Desa Mina, Arab Saudi. Kredit foto: India Today
SYAHDAN, di masa-masa Perang Dunia Pertama, ada sekelompok orang yang baru pulang haji dan tiba-tiba-tiba menjadi radikal. Seorang juragan batik dari Solo selepas naik haji, tiba-tiba menjadi tenar. Ia terlibat aktif dalam Inlandsche Journalisten Bond, wadah kaum jurnalis yang didirikan oleh Mas Marco Kartodikromo. Dari sana, ia terlibat banyak aktivisme pergerakan melawan kolonialisme Belanda. Naik haji bukannya membuat dirinya bisa nyalon pilkada; gara-gara aktivitas radikalnya itu, ia berurusan dengan polisi kolonial Belanda dan dibuang ke Digul hingga akhir hayatnya. Orang kemudian mengenalnya sebagai Haji Misbach, si Haji Merah.
Ada lagi Haji yang lain. Tahun 1902, setelah lulus dari OSVIA, sekolah kedinasan yang mendidik calon-calon PNS Kolonial—ia berkenalan dengan Samanhoedi, seorang haji lain yang baru saja tenar di Solo gara-gara inisiatifnya di pasar. Ia terlibat mendirikan Sarekat Dagang Islam, yang kemudian –setelah kepemimpinan jatuh ke tangannya—ia ubah jadi Sarekat Islam. Ia kemudian naik haji, dan tenar sebagai aktivis pergerakan terkemuka. Dari tangannya lahir banyak aktivis pergerakan yang kemudian berselisih jalan: Sukarno, Kartosoewirjo, dan Semaoen.
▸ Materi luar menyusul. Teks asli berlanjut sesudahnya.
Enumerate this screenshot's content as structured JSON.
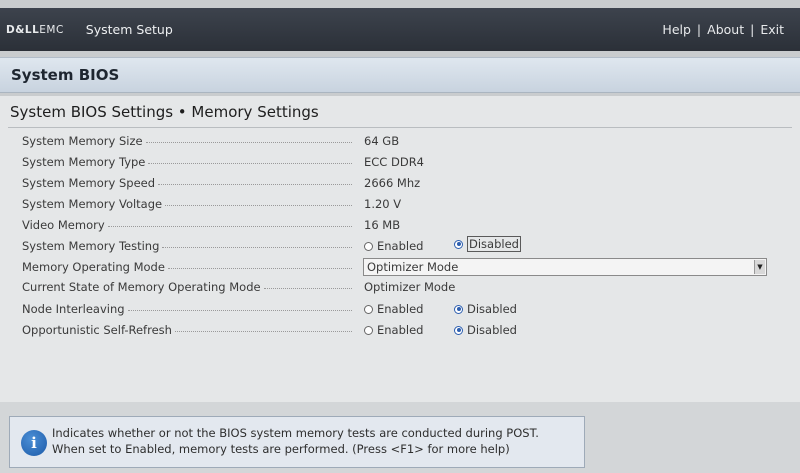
{
  "topbar": {
    "logo_bold": "D&LL",
    "logo_rest": "EMC",
    "title": "System Setup",
    "links": [
      "Help",
      "About",
      "Exit"
    ],
    "separator": "|"
  },
  "page_header": "System BIOS",
  "subtitle": "System BIOS Settings • Memory Settings",
  "settings": [
    {
      "label": "System Memory Size",
      "value": "64 GB"
    },
    {
      "label": "System Memory Type",
      "value": "ECC DDR4"
    },
    {
      "label": "System Memory Speed",
      "value": "2666 Mhz"
    },
    {
      "label": "System Memory Voltage",
      "value": "1.20 V"
    },
    {
      "label": "Video Memory",
      "value": "16 MB"
    },
    {
      "label": "System Memory Testing",
      "options": [
        "Enabled",
        "Disabled"
      ],
      "selected": "Disabled"
    },
    {
      "label": "Memory Operating Mode",
      "value": "Optimizer Mode"
    },
    {
      "label": "Current State of Memory Operating Mode",
      "value": "Optimizer Mode"
    },
    {
      "label": "Node Interleaving",
      "options": [
        "Enabled",
        "Disabled"
      ],
      "selected": "Disabled"
    },
    {
      "label": "Opportunistic Self-Refresh",
      "options": [
        "Enabled",
        "Disabled"
      ],
      "selected": "Disabled"
    }
  ],
  "info": {
    "icon": "info-icon",
    "glyph": "i",
    "line1": "Indicates whether or not the BIOS system memory tests are conducted during POST.",
    "line2": "When set to Enabled, memory tests are performed. (Press <F1> for more help)"
  },
  "colors": {
    "radio_selected": "#2d5fb0",
    "topbar": "#2b3038"
  }
}
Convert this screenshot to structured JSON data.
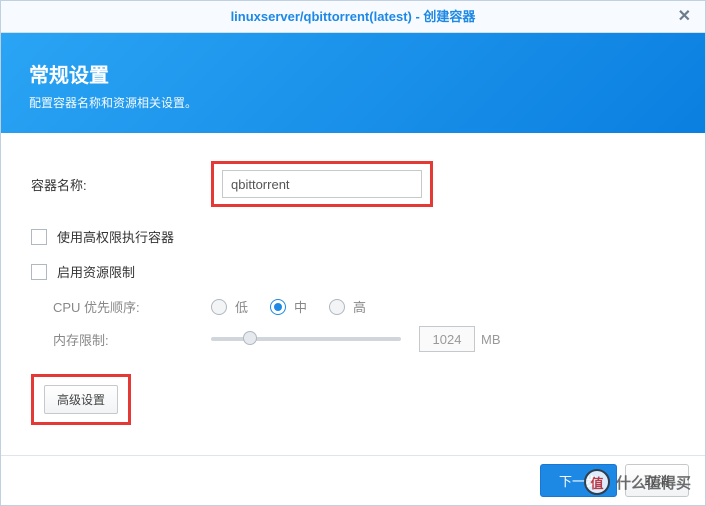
{
  "titlebar": {
    "title": "linuxserver/qbittorrent(latest) - 创建容器",
    "close": "✕"
  },
  "header": {
    "title": "常规设置",
    "subtitle": "配置容器名称和资源相关设置。"
  },
  "form": {
    "container_name_label": "容器名称:",
    "container_name_value": "qbittorrent",
    "privileged_label": "使用高权限执行容器",
    "resource_limit_label": "启用资源限制",
    "cpu_priority_label": "CPU 优先顺序:",
    "cpu_options": {
      "low": "低",
      "mid": "中",
      "high": "高"
    },
    "cpu_selected": "mid",
    "mem_limit_label": "内存限制:",
    "mem_value": "1024",
    "mem_unit": "MB",
    "advanced_label": "高级设置"
  },
  "footer": {
    "next": "下一步",
    "cancel": "取消"
  },
  "watermark": {
    "badge": "值",
    "text": "什么值得买"
  }
}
Di masa tuanya, ia memang terlibat perselisihan dengan kaum kiri. Tapi orang-orang di kemudian hari mengenalnya sebagai “Raja Jawa tanpa Mahkota”: Hadji Oemar Said Tjokroaminoto.
Berhaji di masa kolonial memang penuh suka-duka. Masa itu adalah masa ketika Mekkah belum ada Starbucks dan Zamzam Tower yang megah masih belum berdiri di hadapan pintu Masjidil Haram. Itu adalah masa ketika Mekkah tidak hanya menjadi tempat persinggahan para hujjaj, tetapi juga pertukaran ide-ide dan tempat diskusi kaum intelektual. Banyak yang berhaji sekalian nyantri. Konon Muhammad Darwisy, pendiri Muhammadiyah yang kemudian dikenal sebagai KH Ahmad Dahlan, menyerap ide-ide pembaharuan Islam ketika berhaji dan berdiam di sana selama beberapa saat. Ia membaca publikasi Al-Manar yang diterbitkan oleh Muhammad Abduh dan murid-muridnya (terutama Rasyid Ridha) di Mekkah, dan membawanya secara kreatif ketika kembali ke Indonesia.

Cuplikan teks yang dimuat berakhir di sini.